Antitrust: Legislative initiative on Directive to facilitate damages claims by victims of antitrust violations 

On April 17, 2014 the European Parliament adopted a text of the Directive on antitrust damages, based on the Commission’s proposal for a Directive on antitrust damages actions for breaches of EU competition law, adopted back on June 11, 2013. 

According to the provisions of this Directive, parties will have an easier access to the evidence they need in order to prove a claim or a defense and the judge will ensure that disclosure orders are proportionate and that confidential information is duly protected. Furthermore, claimants will be able to rely on a final decision of a national competition authority finding an infringement, such decision to automatically represent infringement proof before courts. 

According to the new rules, victims have a right to obtain full compensation for actual loss and for loss of profits, plus payment of interest from the time the harm occurred until compensation is being effectively paid. 

In cases where price increases due to an infringement are passed along the distribution chain, the Directive aims at ensuring that those who actually suffered the harm will be the ones receiving compensation. The Directive establishes a rebuttable presumption that cartels cause harm. In combination with the power of national courts to estimate the amount of harm, this will help victims in the task of proving and quantifying the harm they have suffered. 

The Directive provides for the suspension of limitation periods/pending court proceedings to allow parties sufficient time to try and reach a consensual settlement, without the risk of losing procedural rights in the meantime. Further, the Directive clarifies the effect of partial consensual settlements (e.g. where a claimant settles with only one of the co-infringers) on subsequent actions for damages. 

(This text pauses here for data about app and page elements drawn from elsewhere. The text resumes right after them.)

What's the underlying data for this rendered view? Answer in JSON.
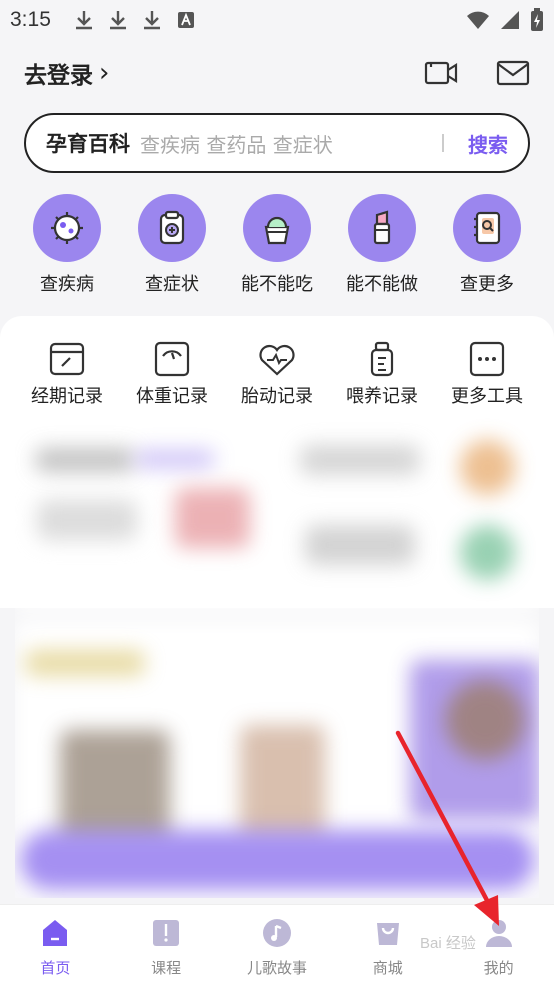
{
  "status_bar": {
    "time": "3:15"
  },
  "header": {
    "login_label": "去登录",
    "login_chevron": "›"
  },
  "search": {
    "brand": "孕育百科",
    "placeholder": "查疾病 查药品 查症状",
    "button_label": "搜索"
  },
  "quick_actions": [
    {
      "label": "查疾病",
      "icon": "virus-icon"
    },
    {
      "label": "查症状",
      "icon": "clipboard-plus-icon"
    },
    {
      "label": "能不能吃",
      "icon": "food-cup-icon"
    },
    {
      "label": "能不能做",
      "icon": "lipstick-icon"
    },
    {
      "label": "查更多",
      "icon": "book-search-icon"
    }
  ],
  "tools": [
    {
      "label": "经期记录",
      "icon": "calendar-pen-icon"
    },
    {
      "label": "体重记录",
      "icon": "scale-icon"
    },
    {
      "label": "胎动记录",
      "icon": "heartbeat-icon"
    },
    {
      "label": "喂养记录",
      "icon": "bottle-icon"
    },
    {
      "label": "更多工具",
      "icon": "more-dots-icon"
    }
  ],
  "tab_bar": [
    {
      "label": "首页",
      "active": true
    },
    {
      "label": "课程",
      "active": false
    },
    {
      "label": "儿歌故事",
      "active": false
    },
    {
      "label": "商城",
      "active": false
    },
    {
      "label": "我的",
      "active": false
    }
  ],
  "watermark": "Bai 经验",
  "colors": {
    "accent": "#7a5cf0",
    "quick_circle": "#9b86ee",
    "annotation_arrow": "#e8242c"
  }
}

The Directive provides for two exceptions concerning evidence included in the investigation of a competition authority: 

  • leniency statements and settlement submissions can never be disclosed; this is aimed to keep companies incentivized to provide information to competition authorities; 
  • certain information produced within public enforcement proceedings can only be disclosed after the investigation is closed. This concerns three categories of evidence: (i) information prepared by a party specifically for the proceedings (such as replies to questions from the authority); (ii) information drawn up by a competition authority and sent to parties in the course of the proceedings (such as statements of objections); and (iii) settlement submissions that have been withdrawn. 

Also, the Directive provides that the immunity recipient is primarily liable only towards its own customers (or providers). However, to safeguard the right to compensation, the immunity recipient would nevertheless have to pay any sums necessary to achieve a full compensation of other injured parties who are unable to obtain it from the other infringers. 

A formal approval of the Parliament's position by the Council will complete the ordinary legislative procedure. Once the Directive has been officially adopted, Member States will have two years to implement the provisions in their legal systems.